Out of retirement and death at Bathurst
After retiring from motorsport, Denny returned home to New Zealand. He appeared occasionally in some local endurance races before returning to full-time racing in 1982. Four years later, he returned to Europe and competed in the European Touring Cars Championship. Later, he also drove for the newly-formed Holden Racing Team alongside Larry Perkins. Finally, in the early 1990s, Hulme competed in trucks racing in New Zealand and Europe, driving a Scania.
Video :Danny Hulme's last race
Hulme’s life ended in 1992, during his favorite Bathurst 1000 race. Driving BMW M3 for the Benson & Hedges Racing team, Denny suffered a heart attack, driving at a speed of almost 230 km/h. He somehow managed to avoid a huge crash, but when the race marshalls reached the place of the accident, he was still strapped in the car. He was immediately taken to the Bathurst hospital, but the only thing the doctors could do is confirming his death.
Hulme was hard-mouthed but sensitive
It was a sad end of the journey for one of the best New Zealand racers.
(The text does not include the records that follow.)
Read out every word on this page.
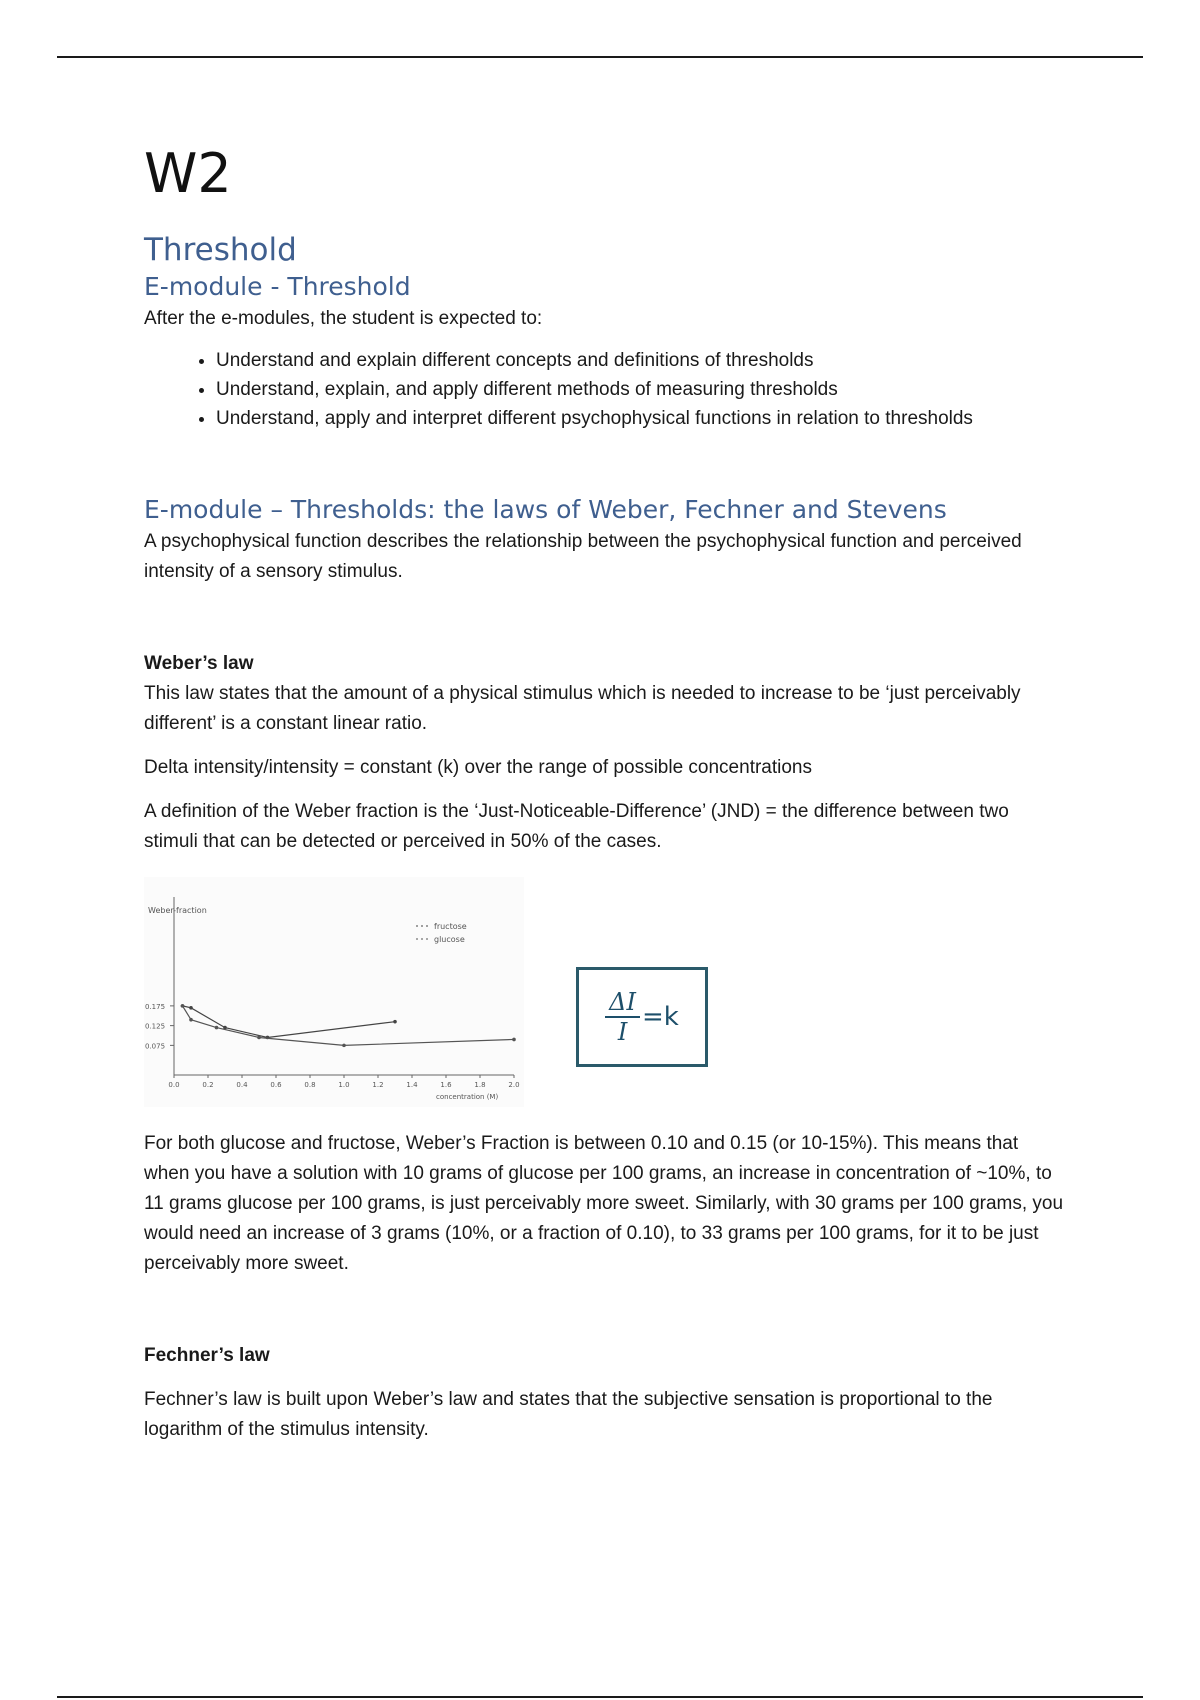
W2
Threshold
E-module - Threshold

After the e-modules, the student is expected to:

• Understand and explain different concepts and definitions of thresholds
• Understand, explain, and apply different methods of measuring thresholds
• Understand, apply and interpret different psychophysical functions in relation to thresholds
E-module – Thresholds: the laws of Weber, Fechner and Stevens

A psychophysical function describes the relationship between the psychophysical function and perceived intensity of a sensory stimulus.

Weber’s law

This law states that the amount of a physical stimulus which is needed to increase to be ‘just perceivably different’ is a constant linear ratio.

Delta intensity/intensity = constant (k) over the range of possible concentrations

A definition of the Weber fraction is the ‘Just-Noticeable-Difference’ (JND) = the difference between two stimuli that can be detected or perceived in 50% of the cases.

Weber-fraction
concentration (M)
0.175
0.125
0.075
0.0	0.2	0.4	0.6	0.8	1.0	1.2	1.4	1.6	1.8	2.0
fructose
glucose
$\frac{\Delta I}{I} =k$

For both glucose and fructose, Weber’s Fraction is between 0.10 and 0.15 (or 10-15%). This means that when you have a solution with 10 grams of glucose per 100 grams, an increase in concentration of ~10%, to 11 grams glucose per 100 grams, is just perceivably more sweet. Similarly, with 30 grams per 100 grams, you would need an increase of 3 grams (10%, or a fraction of 0.10), to 33 grams per 100 grams, for it to be just perceivably more sweet.

Fechner’s law

Fechner’s law is built upon Weber’s law and states that the subjective sensation is proportional to the logarithm of the stimulus intensity.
Denny was a great driver, but also a difficult person due to his hard-mouthed character. Those who knew him well said that his nickname ’Bear’ was well deserved. Many of them also said that Hulme could express his emotions and feelings only through racing. Considering everything he has achieved in his career, we can conclude that he was obviously an emotional and sensitive person.